January 14, 2012 at 12:46 pm
…and there certainly seems to be enough strange attractors floating around these days, to ensure something comes from the growing chaos I see around me.
January 14, 2012 at 6:12 pm
“When individuals in a group are able to respond collectively to changes in circumstances, the group becomes a complex adaptive system. Life, as a complex adaptive system, happens ‘at the edge of chaos.’ ” reminds me of various things from the Business General (and from another thing I can’t find – about how well-trained groups can innovate. It might be from Rob Paterson’s comment of a recent post of mine… Here’s the Business General quote, about Dynamic Manoeuvre:
“The principle components of Dynamic Manoeuvre are that:
The leadership shows creativity, originality and surprise in setting the goals and objectives of the organisation. Just settling for doing the same thing slightly better is never considered good enough.
Dynamic Manoeuvre must be understood and practised at all levels of leadership.
The leadership is constantly open to finding an unconventional or unexpected route to financial success, by maximising surprise and innovation, such as moving into an entirely new business field or market.
The organisation is able to operate its decision-making processes faster than any of the competition
– and fast enough to keep ahead of the market and other key variables. Once a decision is made, it is implemented swiftly and fully by a fully briefed and engaged workforce.
All levels of the organisation are encouraged to contribute to finding new, innovative and intelligent ways of boosting the organisation and its activities. From the CEO to the most junior employee, each person looks at what they have been asked to do and tries to find a better way of achieving the desired effect.
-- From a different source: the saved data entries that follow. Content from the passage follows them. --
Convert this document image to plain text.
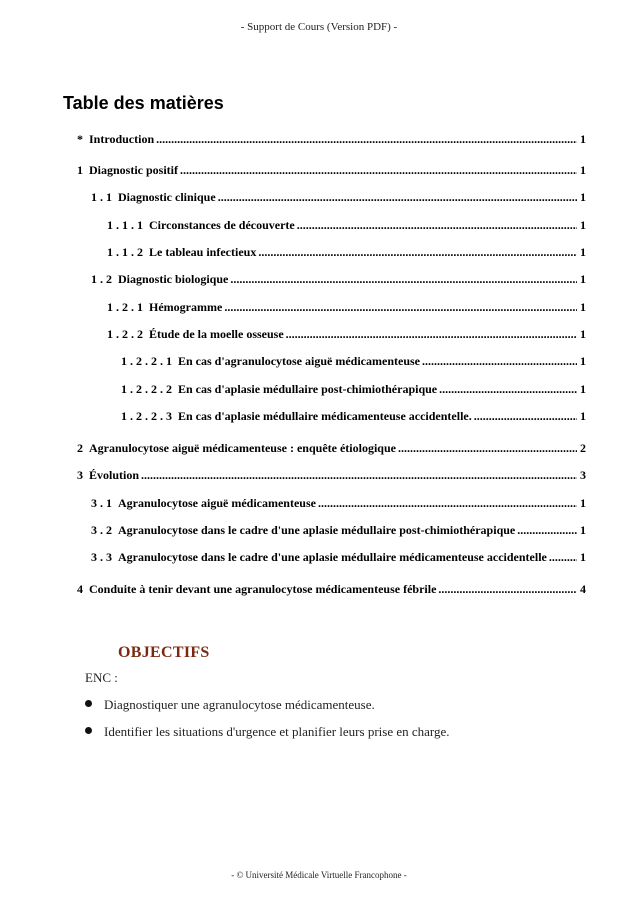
- Support de Cours (Version PDF) -
Table des matières
* Introduction .....	1
1 Diagnostic positif .....	1
1 . 1 Diagnostic clinique .....	1
1 . 1 . 1 Circonstances de découverte .....	1
1 . 1 . 2 Le tableau infectieux .....	1
1 . 2 Diagnostic biologique .....	1
1 . 2 . 1 Hémogramme .....	1
1 . 2 . 2 Étude de la moelle osseuse .....	1
1 . 2 . 2 . 1 En cas d'agranulocytose aiguë médicamenteuse .....	1
1 . 2 . 2 . 2 En cas d'aplasie médullaire post-chimiothérapique .....	1
1 . 2 . 2 . 3 En cas d'aplasie médullaire médicamenteuse accidentelle. .....	1
2 Agranulocytose aiguë médicamenteuse : enquête étiologique .....	2
3 Évolution .....	3
3 . 1 Agranulocytose aiguë médicamenteuse .....	1
3 . 2 Agranulocytose dans le cadre d'une aplasie médullaire post-chimiothérapique .....	1
3 . 3 Agranulocytose dans le cadre d'une aplasie médullaire médicamenteuse accidentelle .....	1
4 Conduite à tenir devant une agranulocytose médicamenteuse fébrile .....	4
OBJECTIFS
ENC :
Diagnostiquer une agranulocytose médicamenteuse.
Identifier les situations d'urgence et planifier leurs prise en charge.
- © Université Médicale Virtuelle Francophone -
All possible lessons are learnt from past successes and failures and faithfully employed in future activities.
Page 236-7
January 15, 2012 at 6:27 am
“A phase shift just occurred – an unexpected reconfiguration, sometimes a fundamental leap or an evolutionary breakthrough.”
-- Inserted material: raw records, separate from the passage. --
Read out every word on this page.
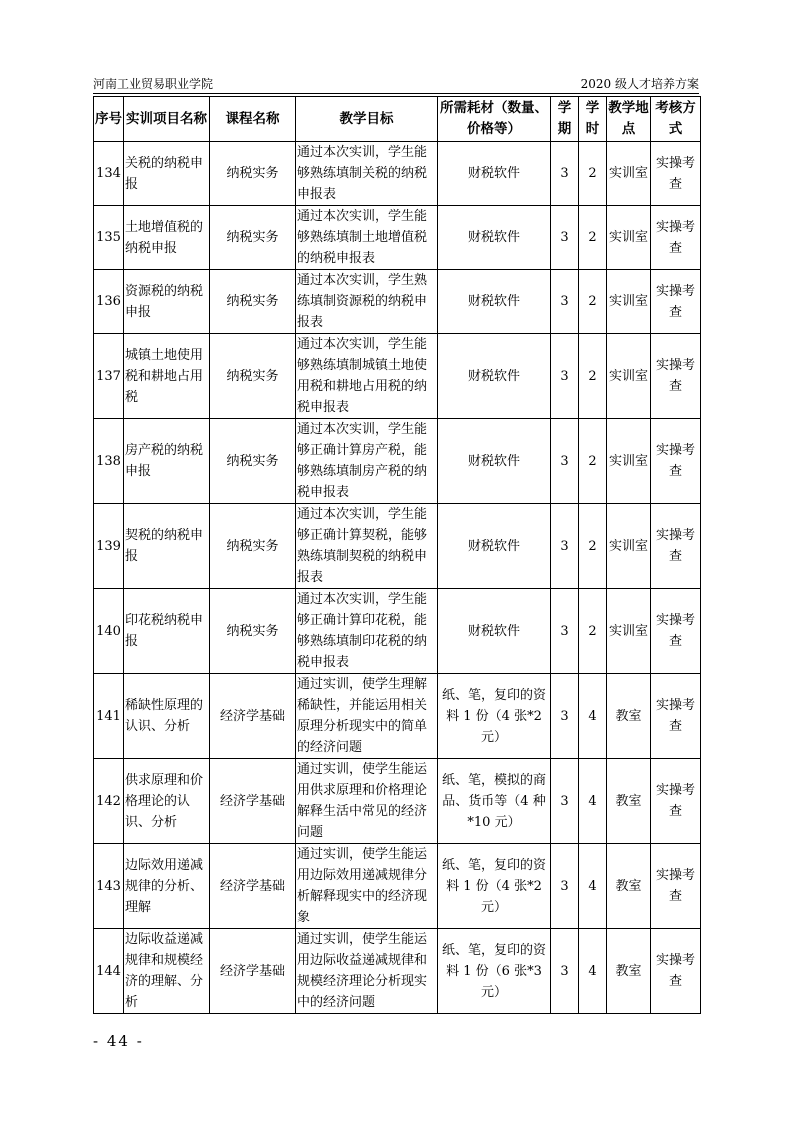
河南工业贸易职业学院	2020 级人才培养方案
序号	实训项目名称	课程名称	教学目标	所需耗材（数量、价格等）	学期	学时	教学地点	考核方式
134	关税的纳税申报	纳税实务	通过本次实训，学生能够熟练填制关税的纳税申报表	财税软件	3	2	实训室	实操考查
135	土地增值税的纳税申报	纳税实务	通过本次实训，学生能够熟练填制土地增值税的纳税申报表	财税软件	3	2	实训室	实操考查
136	资源税的纳税申报	纳税实务	通过本次实训，学生熟练填制资源税的纳税申报表	财税软件	3	2	实训室	实操考查
137	城镇土地使用税和耕地占用税	纳税实务	通过本次实训，学生能够熟练填制城镇土地使用税和耕地占用税的纳税申报表	财税软件	3	2	实训室	实操考查
138	房产税的纳税申报	纳税实务	通过本次实训，学生能够正确计算房产税，能够熟练填制房产税的纳税申报表	财税软件	3	2	实训室	实操考查
139	契税的纳税申报	纳税实务	通过本次实训，学生能够正确计算契税，能够熟练填制契税的纳税申报表	财税软件	3	2	实训室	实操考查
140	印花税纳税申报	纳税实务	通过本次实训，学生能够正确计算印花税，能够熟练填制印花税的纳税申报表	财税软件	3	2	实训室	实操考查
141	稀缺性原理的认识、分析	经济学基础	通过实训，使学生理解稀缺性，并能运用相关原理分析现实中的简单的经济问题	纸、笔，复印的资料 1 份（4 张*2 元）	3	4	教室	实操考查
142	供求原理和价格理论的认识、分析	经济学基础	通过实训，使学生能运用供求原理和价格理论解释生活中常见的经济问题	纸、笔，模拟的商品、货币等（4 种*10 元）	3	4	教室	实操考查
143	边际效用递减规律的分析、理解	经济学基础	通过实训，使学生能运用边际效用递减规律分析解释现实中的经济现象	纸、笔，复印的资料 1 份（4 张*2 元）	3	4	教室	实操考查
144	边际收益递减规律和规模经济的理解、分析	经济学基础	通过实训，使学生能运用边际收益递减规律和规模经济理论分析现实中的经济问题	纸、笔，复印的资料 1 份（6 张*3 元）	3	4	教室	实操考查
- 44 -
Perhaps strangely, your post takes me back to the Junior High science lab. I can remember clearly the odd smell of it now, and hear the quiet hiss of the Bunsen burner mingled with the murmurs of the mostly uninterested students while our science teacher, Mr. Erlenmeyer, fumbled inexpertly with the apparatus. A supersaturated solution was being created. As the solution cooled, we drew neatly labeled diagrams of the experiment that we were observing. Then, with everybody crowded around to watch, Mr. Erlenmeyer dropped a tiny “seed crystal” into the solution and an amazing transformation took place! Beautiful crystals formed magically, filling the flask and everybody, even the coolest students, were impressed.
“The daunting, dreadful, suicidal sameness we see all around us holds the potential for an astonishing transformation, a radical reordering of what was there before.”
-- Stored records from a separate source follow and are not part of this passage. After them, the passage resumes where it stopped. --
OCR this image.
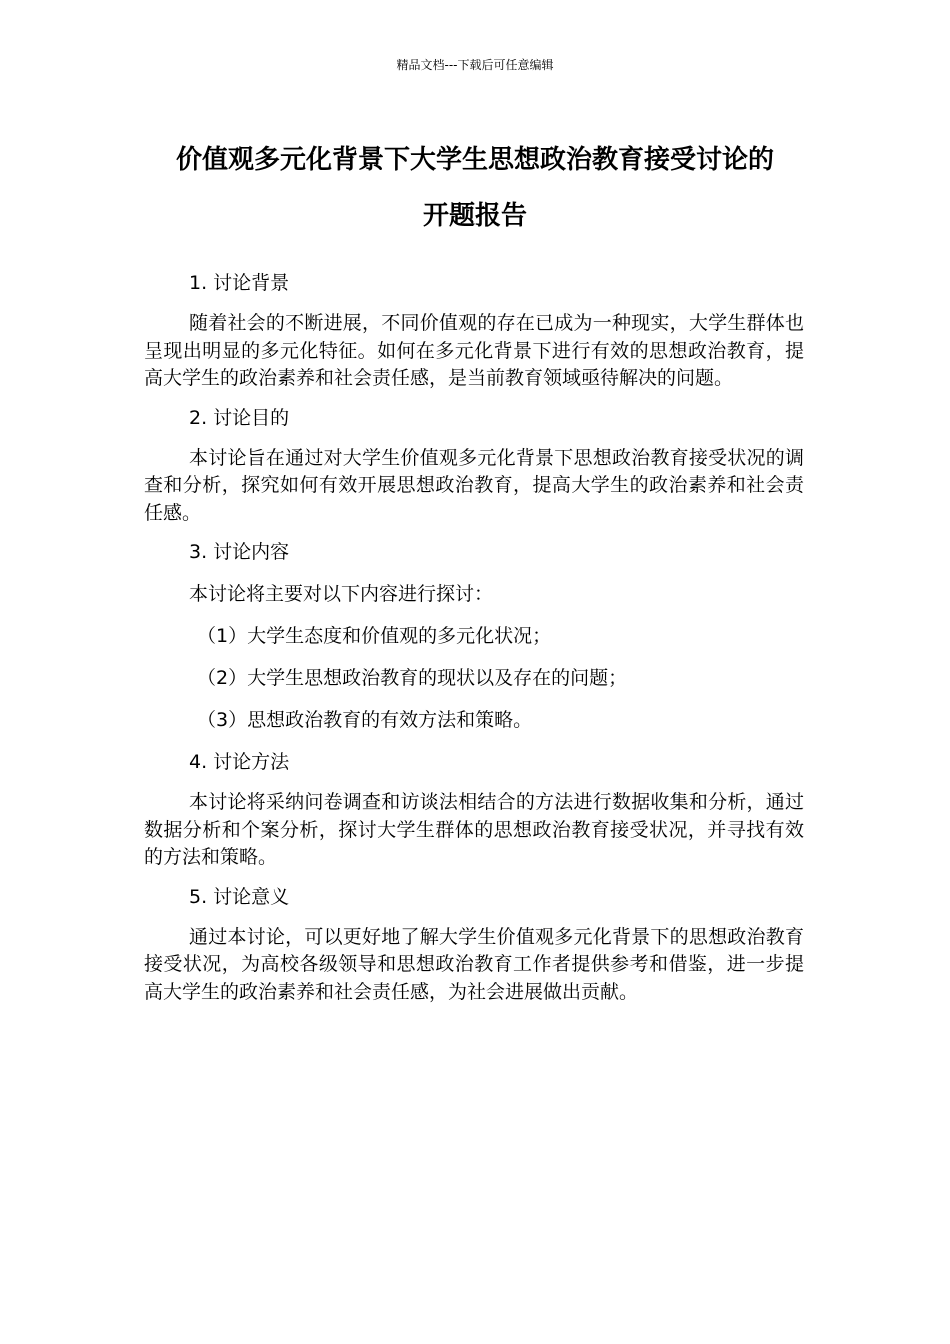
精品文档---下载后可任意编辑
价值观多元化背景下大学生思想政治教育接受讨论的
开题报告
1. 讨论背景
随着社会的不断进展，不同价值观的存在已成为一种现实，大学生群体也呈现出明显的多元化特征。如何在多元化背景下进行有效的思想政治教育，提高大学生的政治素养和社会责任感，是当前教育领域亟待解决的问题。
2. 讨论目的
本讨论旨在通过对大学生价值观多元化背景下思想政治教育接受状况的调查和分析，探究如何有效开展思想政治教育，提高大学生的政治素养和社会责任感。
3. 讨论内容
本讨论将主要对以下内容进行探讨：
（1）大学生态度和价值观的多元化状况；
（2）大学生思想政治教育的现状以及存在的问题；
（3）思想政治教育的有效方法和策略。
4. 讨论方法
本讨论将采纳问卷调查和访谈法相结合的方法进行数据收集和分析，通过数据分析和个案分析，探讨大学生群体的思想政治教育接受状况，并寻找有效的方法和策略。
5. 讨论意义
通过本讨论，可以更好地了解大学生价值观多元化背景下的思想政治教育接受状况，为高校各级领导和思想政治教育工作者提供参考和借鉴，进一步提高大学生的政治素养和社会责任感，为社会进展做出贡献。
Conditions are intensifying in ways that are far too complex for us to really comprehend. Perhaps there is a child somewhere in this world today whose mind is the potential “seed crystal” which will precipitate the phase shift in the human collective mind that this world needs so badly.
It’s an audacious thought, Vera, but I have a deep and persistent feeling that this is exactly what is happening in our time.